By Macarena Aguilar
LUANDA, Angola, 8 April 2005 – The United Nations appealed urgently today for funds to step up the fight against the Marburg outbreak in Angola, which is the largest such outbreak ever recorded.
The $3.5 million requested in the appeal will enable UN agencies, including WHO, UNICEF and WFP, to support the Angolan government in strengthening efforts to control the outbreak. Objectives include early detection and isolation of cases, rapid tracing of Marburg close contacts, and the implementation of measures to prevent the disease from spreading.
The outbreak began in October and has been steadily escalating.
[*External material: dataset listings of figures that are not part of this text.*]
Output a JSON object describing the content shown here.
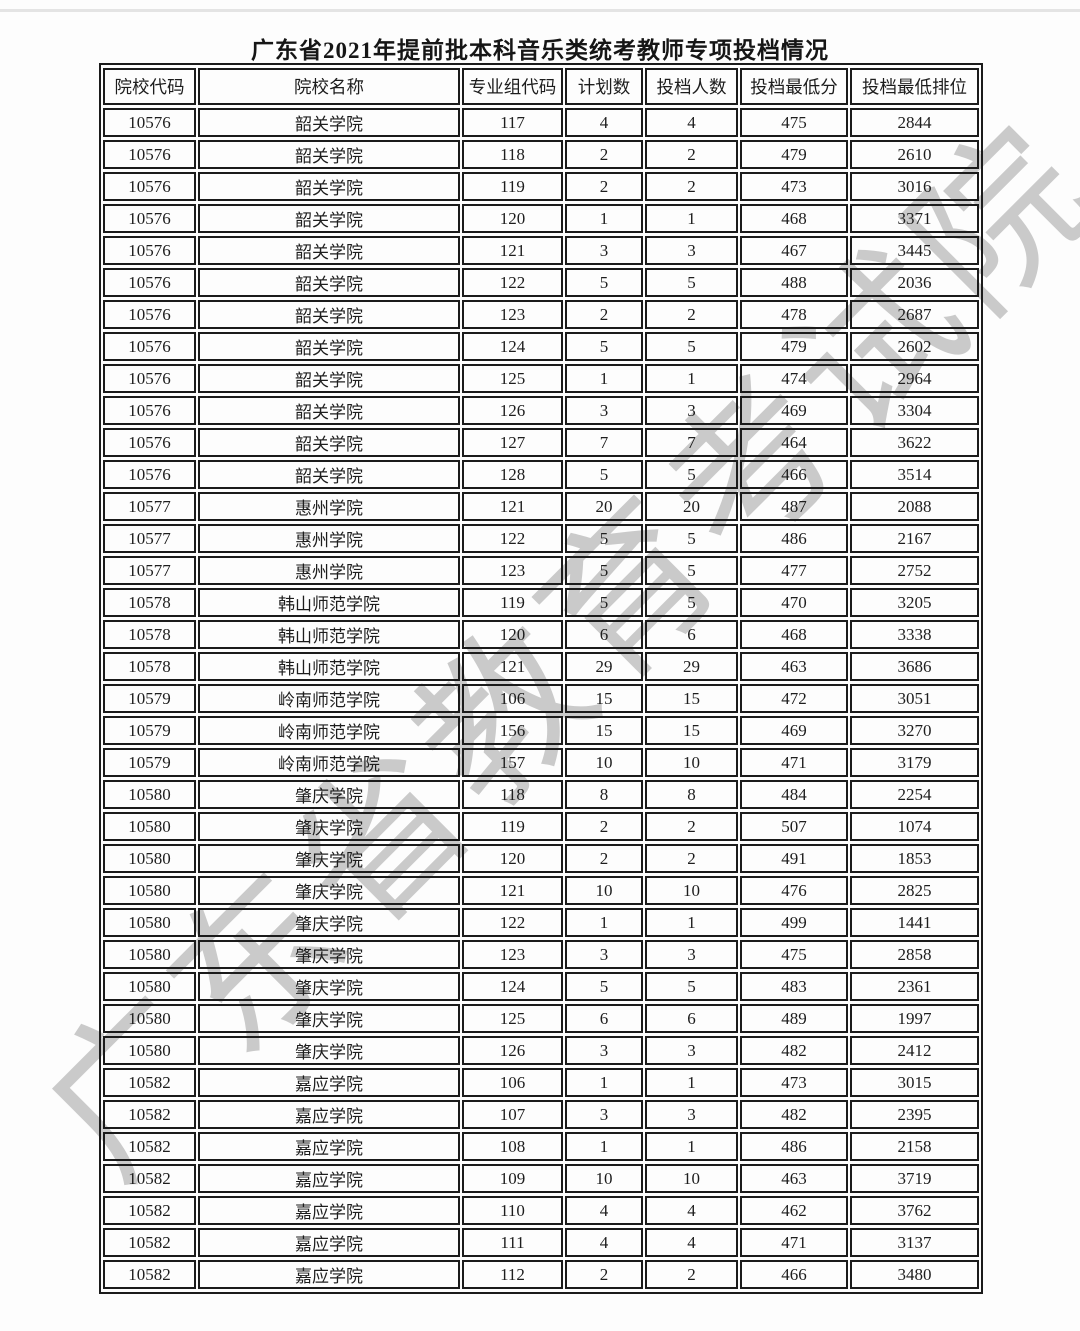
{
  "page": {
    "title": "广东省2021年提前批本科音乐类统考教师专项投档情况",
    "watermark": "广东省教育考试院"
  },
  "table": {
    "columns": [
      "院校代码",
      "院校名称",
      "专业组代码",
      "计划数",
      "投档人数",
      "投档最低分",
      "投档最低排位"
    ],
    "rows": [
      [
        "10576",
        "韶关学院",
        "117",
        "4",
        "4",
        "475",
        "2844"
      ],
      [
        "10576",
        "韶关学院",
        "118",
        "2",
        "2",
        "479",
        "2610"
      ],
      [
        "10576",
        "韶关学院",
        "119",
        "2",
        "2",
        "473",
        "3016"
      ],
      [
        "10576",
        "韶关学院",
        "120",
        "1",
        "1",
        "468",
        "3371"
      ],
      [
        "10576",
        "韶关学院",
        "121",
        "3",
        "3",
        "467",
        "3445"
      ],
      [
        "10576",
        "韶关学院",
        "122",
        "5",
        "5",
        "488",
        "2036"
      ],
      [
        "10576",
        "韶关学院",
        "123",
        "2",
        "2",
        "478",
        "2687"
      ],
      [
        "10576",
        "韶关学院",
        "124",
        "5",
        "5",
        "479",
        "2602"
      ],
      [
        "10576",
        "韶关学院",
        "125",
        "1",
        "1",
        "474",
        "2964"
      ],
      [
        "10576",
        "韶关学院",
        "126",
        "3",
        "3",
        "469",
        "3304"
      ],
      [
        "10576",
        "韶关学院",
        "127",
        "7",
        "7",
        "464",
        "3622"
      ],
      [
        "10576",
        "韶关学院",
        "128",
        "5",
        "5",
        "466",
        "3514"
      ],
      [
        "10577",
        "惠州学院",
        "121",
        "20",
        "20",
        "487",
        "2088"
      ],
      [
        "10577",
        "惠州学院",
        "122",
        "5",
        "5",
        "486",
        "2167"
      ],
      [
        "10577",
        "惠州学院",
        "123",
        "5",
        "5",
        "477",
        "2752"
      ],
      [
        "10578",
        "韩山师范学院",
        "119",
        "5",
        "5",
        "470",
        "3205"
      ],
      [
        "10578",
        "韩山师范学院",
        "120",
        "6",
        "6",
        "468",
        "3338"
      ],
      [
        "10578",
        "韩山师范学院",
        "121",
        "29",
        "29",
        "463",
        "3686"
      ],
      [
        "10579",
        "岭南师范学院",
        "106",
        "15",
        "15",
        "472",
        "3051"
      ],
      [
        "10579",
        "岭南师范学院",
        "156",
        "15",
        "15",
        "469",
        "3270"
      ],
      [
        "10579",
        "岭南师范学院",
        "157",
        "10",
        "10",
        "471",
        "3179"
      ],
      [
        "10580",
        "肇庆学院",
        "118",
        "8",
        "8",
        "484",
        "2254"
      ],
      [
        "10580",
        "肇庆学院",
        "119",
        "2",
        "2",
        "507",
        "1074"
      ],
      [
        "10580",
        "肇庆学院",
        "120",
        "2",
        "2",
        "491",
        "1853"
      ],
      [
        "10580",
        "肇庆学院",
        "121",
        "10",
        "10",
        "476",
        "2825"
      ],
      [
        "10580",
        "肇庆学院",
        "122",
        "1",
        "1",
        "499",
        "1441"
      ],
      [
        "10580",
        "肇庆学院",
        "123",
        "3",
        "3",
        "475",
        "2858"
      ],
      [
        "10580",
        "肇庆学院",
        "124",
        "5",
        "5",
        "483",
        "2361"
      ],
      [
        "10580",
        "肇庆学院",
        "125",
        "6",
        "6",
        "489",
        "1997"
      ],
      [
        "10580",
        "肇庆学院",
        "126",
        "3",
        "3",
        "482",
        "2412"
      ],
      [
        "10582",
        "嘉应学院",
        "106",
        "1",
        "1",
        "473",
        "3015"
      ],
      [
        "10582",
        "嘉应学院",
        "107",
        "3",
        "3",
        "482",
        "2395"
      ],
      [
        "10582",
        "嘉应学院",
        "108",
        "1",
        "1",
        "486",
        "2158"
      ],
      [
        "10582",
        "嘉应学院",
        "109",
        "10",
        "10",
        "463",
        "3719"
      ],
      [
        "10582",
        "嘉应学院",
        "110",
        "4",
        "4",
        "462",
        "3762"
      ],
      [
        "10582",
        "嘉应学院",
        "111",
        "4",
        "4",
        "471",
        "3137"
      ],
      [
        "10582",
        "嘉应学院",
        "112",
        "2",
        "2",
        "466",
        "3480"
      ]
    ]
  }
}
As of 7 April, 200 cases have been identified and 174 people have died. Most of the infections involved children.
UN agencies will work with Médecins sans frontières and the Centers for Disease Control in Atlanta, USA, to attempt to curb the disease, which has no known cure or vaccine.
“The mobilization of experts and equipment of recent weeks has been rapid, impressive and highly valued,” said UN Resident Coordinator in Angola Pierre-François Pirlot. “But the epidemic will require an all-out effort from all parties involved if it is to be controlled.”
The money will be used to organize a surveillance and early detection network in areas untouched by the virus. Isolation units and field laboratories will help reduce the fatality rate. A mass media campaign will educate the public about how to protect themselves.
Marburg is an Ebola-like virus that is transmitted by contact with bodily fluids. Symptoms include high fever, haemorrhages, vomiting and diarrhoea. A previous outbreak in 1998-2000 in neighbouring Democratic Republic of Congo claimed 123 lives.
The epicentre of the outbreak is Uige province. Although cases have now been confirmed in three other provinces (Luanda, Cabinda and Kwanza Norte), they all originated in Uige.
“Some days ago there was a panic situation but now people are quite calm,” said UNICEF’s Teca Garcia in the provincial capital, which is also called Uige. “One of most important things now is that people take precautions in terms of basic hygiene.”